Ma Brescia è pronta per andare in SuperLega?

«La città sì secondo me e i due ultimi trofei sono una buona base di partenza. Manca però un industriale appassionato che possa dare una mano a chi da anni lavora per l’Atlantide, anche se condivido la strada presa da Zambonardi di avere tanti partner al proprio fianco.
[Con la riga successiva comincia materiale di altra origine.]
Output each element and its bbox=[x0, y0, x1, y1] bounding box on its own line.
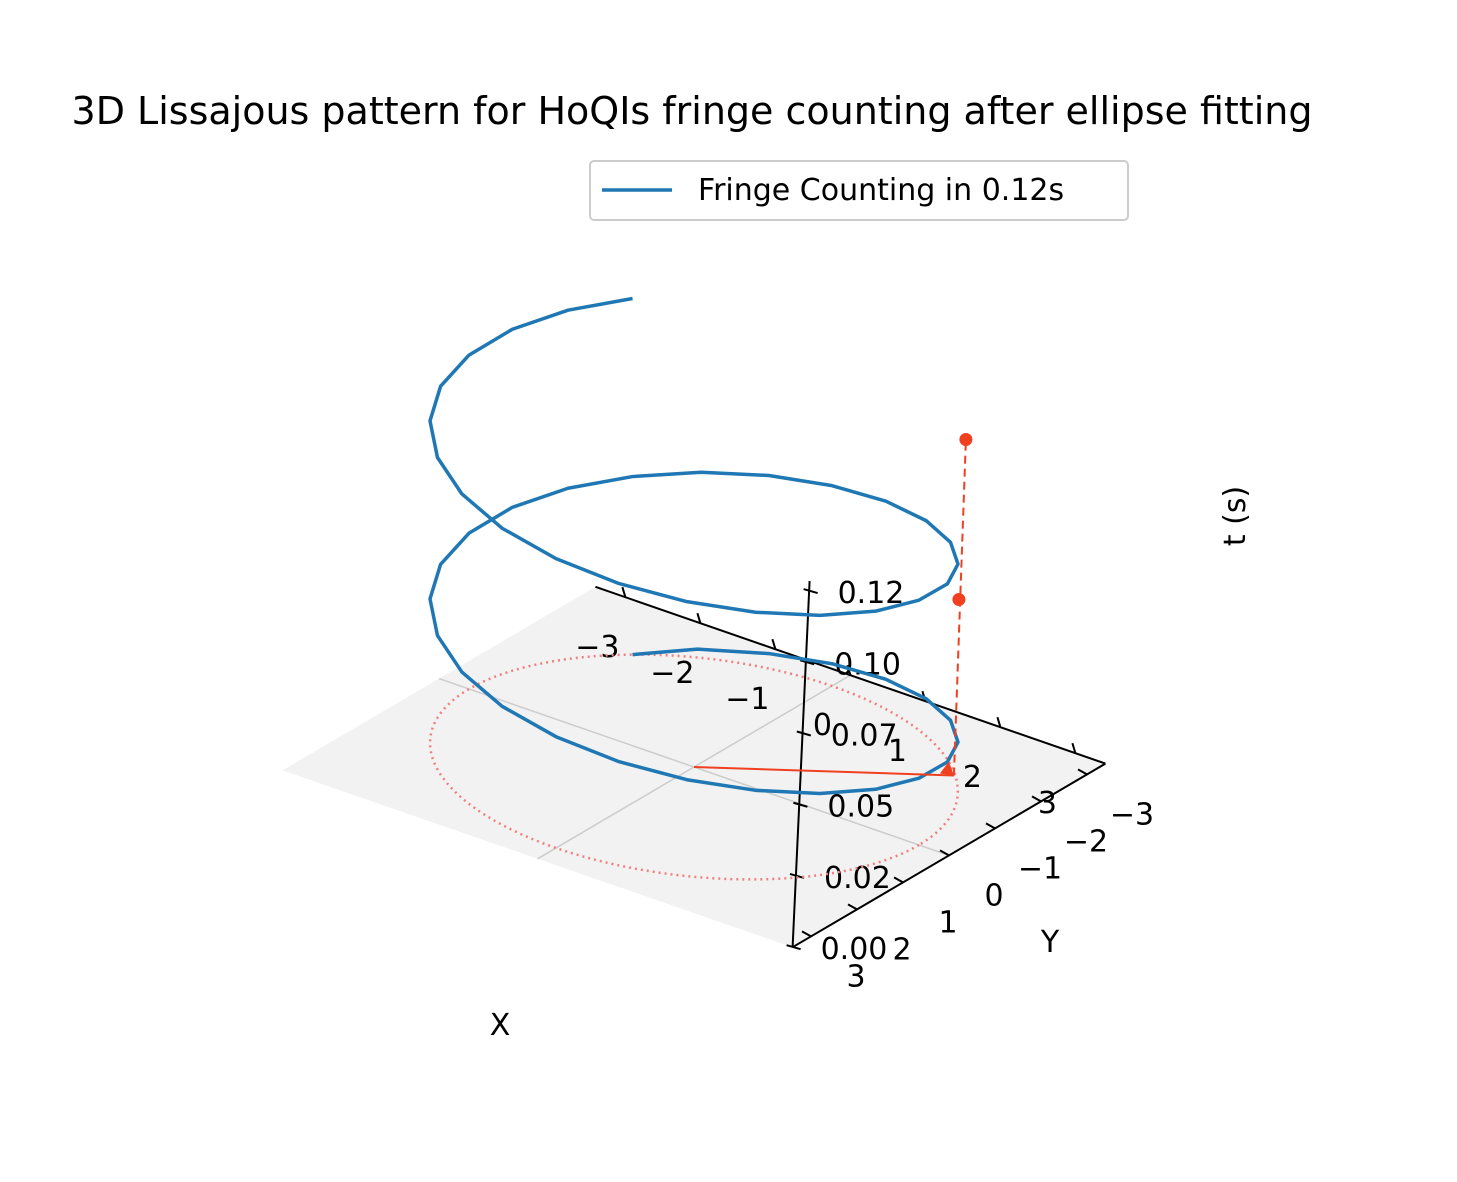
chart-title: 3D Lissajous pattern for HoQIs fringe co… bbox=[72, 89, 1313, 133]
arrow-head bbox=[939, 761, 954, 776]
y-tick-label: 3 bbox=[846, 959, 865, 994]
y-tick-label: 2 bbox=[892, 932, 911, 967]
z-tick-label: 0.07 bbox=[831, 719, 898, 754]
y-tick-mark bbox=[893, 876, 904, 884]
z-tick-label: 0.02 bbox=[824, 861, 891, 896]
x-tick-mark bbox=[1071, 742, 1077, 754]
x-tick-mark bbox=[996, 716, 1002, 728]
x-tick-label: 3 bbox=[1038, 786, 1057, 821]
z-tick-mark bbox=[796, 730, 812, 737]
y-tick-mark bbox=[985, 822, 996, 830]
x-tick-label: −3 bbox=[575, 630, 619, 665]
z-tick-mark bbox=[789, 873, 805, 879]
z-axis-line bbox=[791, 580, 811, 948]
x-tick-mark bbox=[621, 586, 627, 598]
vertical-guide bbox=[952, 439, 967, 776]
marker-lower bbox=[952, 593, 966, 606]
x-axis-label: X bbox=[490, 1008, 511, 1043]
annotation-layer bbox=[693, 433, 973, 777]
y-tick-mark bbox=[1077, 768, 1088, 776]
z-axis-label: t (s) bbox=[1218, 486, 1253, 546]
y-tick-label: 1 bbox=[938, 905, 957, 940]
series-line bbox=[428, 296, 960, 796]
y-tick-label: −2 bbox=[1064, 824, 1108, 859]
y-tick-mark bbox=[939, 849, 950, 857]
z-tick-mark bbox=[793, 801, 808, 808]
x-tick-label: −1 bbox=[725, 682, 769, 717]
z-tick-mark bbox=[786, 944, 801, 951]
x-tick-label: 1 bbox=[888, 734, 907, 769]
y-tick-mark bbox=[847, 903, 858, 911]
y-tick-label: −3 bbox=[1110, 797, 1154, 832]
z-tick-label: 0.05 bbox=[827, 790, 894, 825]
y-tick-label: −1 bbox=[1018, 851, 1062, 886]
z-tick-label: 0.10 bbox=[834, 647, 901, 682]
y-tick-mark bbox=[1031, 795, 1042, 803]
legend-label: Fringe Counting in 0.12s bbox=[698, 173, 1064, 208]
y-tick-mark bbox=[801, 930, 812, 938]
legend: Fringe Counting in 0.12s bbox=[589, 160, 1129, 221]
legend-box bbox=[589, 160, 1129, 221]
x-tick-label: 0 bbox=[813, 708, 832, 743]
y-tick-label: 0 bbox=[984, 878, 1003, 913]
z-tick-mark bbox=[803, 588, 818, 595]
y-axis-label: Y bbox=[1040, 925, 1060, 960]
projection-layer bbox=[428, 653, 960, 881]
radius-arrow bbox=[693, 766, 954, 777]
projected-circle bbox=[428, 653, 960, 881]
x-tick-mark bbox=[696, 612, 702, 624]
x-tick-label: 2 bbox=[963, 760, 982, 795]
z-tick-label: 0.00 bbox=[821, 932, 888, 967]
x-tick-mark bbox=[771, 638, 777, 650]
series-layer bbox=[428, 296, 960, 796]
marker-upper bbox=[959, 433, 973, 446]
z-tick-mark bbox=[799, 659, 815, 666]
x-tick-label: −2 bbox=[650, 656, 694, 691]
Più vai in alto però e più devi migliorare e le risorse servirebbero per far fare un salto in avanti a società e squadra».

Cosa manca in campo per puntare alla SuperLega?

«Quest’anno il sestetto titolare era molto forte, mancano secondo me ricambi forti che siano utili sia in partita sia in settimana per fare allenamenti tosti, con qualcuno dietro che se non dai sempre il 100% ti prende il posto».

Lei sa a chi passare il testimone?

«Per ora no, ma alle mie spalle ci sono tanti palleggiatori giovani che devono crescere. Io a 20 anni ero in serie C».

D’altronde il palleggiatore è un ruolo delicato, un po’ il 10 del calcio.

«Direi più il 5, come il mio numero. Regista puro, alla Falcao, a disposizione della squadra. I 10 sono quelli come Abraham, fantasiosi e imprevedibili».

I suoi figli li vede come suoi eredi?

«Vorrei che facessero sport di squadra, per la pallavolo c’è tempo: sono piccoli, per adesso va bene il calcio».

E lei come si vede tra dieci anni?

«La pallavolo è nel sangue, mi piacerebbe allenare: sto facendo esperienza con una selezione under 15, vedremo. Ho scoperto però che mi piace tantissimo fare l’agente immobiliare, vorrei essere bravo a conciliare le due cose».